MP: Ainda tem esperança de convencer a administração Trump sobre os erros que comete em relação às alterações climáticas e ao abandonar os acordos internacionais?
A esperança é algo que nunca devemos perder. Seja como for, há trabalho a fazer com a sociedade civil, a comunidade empresarial, os proprietários, os estados e as cidades. E esse trabalho já está a mostrar resultados, que são muito importantes.

MP: Quão problemática é a posição de Washington? Tem ouvido outros países questionarem: “Se eles não o farão, por que é que o faremos”?
Os países têm de perceber que não podem esperar pelo vizinho. Têm de agir por sua conta, porque o risco é um risco global. Ninguém conseguirá escapar. Por isso, o meu sentimento é que independentemente do que um país decida, os outros países estarão cada vez mais comprometidos com o Acordo de Paris.

MP: Apesar dos acordos celebrados em Paris para diminuir a produção de gases com efeito de estufa, não será possível limitar o aumento da temperatura aos desejados 1,5º C. As emissões e as temperaturas continuam a aumentar. Todas as consequências, como as tempestades, continuam a acontecer e são mais frequentes.
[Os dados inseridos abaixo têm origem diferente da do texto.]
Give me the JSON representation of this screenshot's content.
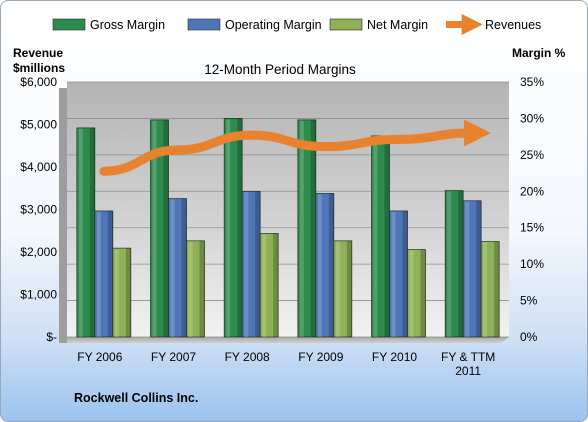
{
  "chart_data": {
    "type": "bar",
    "title": "12-Month Period Margins",
    "left_axis_label_line1": "Revenue",
    "left_axis_label_line2": "$millions",
    "right_axis_label": "Margin %",
    "left_ylim": [
      0,
      6000
    ],
    "right_ylim": [
      0,
      35
    ],
    "left_ticks": [
      "$-",
      "$1,000",
      "$2,000",
      "$3,000",
      "$4,000",
      "$5,000",
      "$6,000"
    ],
    "right_ticks": [
      "0%",
      "5%",
      "10%",
      "15%",
      "20%",
      "25%",
      "30%",
      "35%"
    ],
    "categories": [
      [
        "FY 2006"
      ],
      [
        "FY 2007"
      ],
      [
        "FY 2008"
      ],
      [
        "FY 2009"
      ],
      [
        "FY 2010"
      ],
      [
        "FY & TTM",
        "2011"
      ]
    ],
    "series": [
      {
        "name": "Gross Margin",
        "kind": "bar",
        "axis": "right",
        "color": "#2e8b4e",
        "values": [
          28.7,
          29.8,
          30.0,
          29.8,
          27.6,
          20.1
        ]
      },
      {
        "name": "Operating Margin",
        "kind": "bar",
        "axis": "right",
        "color": "#4f77b8",
        "values": [
          17.3,
          19.0,
          20.0,
          19.7,
          17.3,
          18.7
        ]
      },
      {
        "name": "Net Margin",
        "kind": "bar",
        "axis": "right",
        "color": "#8fb257",
        "values": [
          12.2,
          13.2,
          14.2,
          13.2,
          12.0,
          13.1
        ]
      },
      {
        "name": "Revenues",
        "kind": "line",
        "axis": "left",
        "color": "#e8822e",
        "values": [
          3900,
          4400,
          4750,
          4480,
          4650,
          4800
        ]
      }
    ],
    "grid": true,
    "legend_position": "top"
  },
  "footer": {
    "company": "Rockwell Collins Inc."
  }
}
O Acordo de Paris falhou?
Não. Há agora cada vez mais países a tomarem medidas que reverterão a tendência actual. Se reparar na União Europeia, apenas três países se opuseram à estratégia para conseguir a neutralidade carbónica em 2050. Acredito que até isso será ultrapassado. Em países como a China e a Índia, a energia solar está a crescer, o que é assinalável. Há países que até ao nível insular estão a tomar medidas para reduzir as emissões, mesmo que o contributo dessas ilhas seja irrisório. Consegue-se sentir um novo vento de esperança a soprar. Portanto, acho que estamos a chegar ao topo das emissões e vamos começar a descer brevemente.

MP: Se é um vento de esperança, é um vento quente que está a ficar ainda mais quente. Está na altura de – não digo desistir – mas pelo menos encarar a realidade de que estas metas não serão alcançadas?
O que a ciência nos diz neste momento é que estas metas ainda podem ser alcançadas. É preciso mudar a forma como produzimos comida, impulsionamos as economias, organizamos as cidades e geramos energia. Este é o tipo de mudanças que são necessárias e que cada vez mais pessoas, empresas, cidades e governos percebem que têm de executar.

Esta entrevista integra o projecto Covering Climate Now, uma colaboração global de mais de 250 organizações de media para fortalecer e dar profundidade à cobertura da crise climática.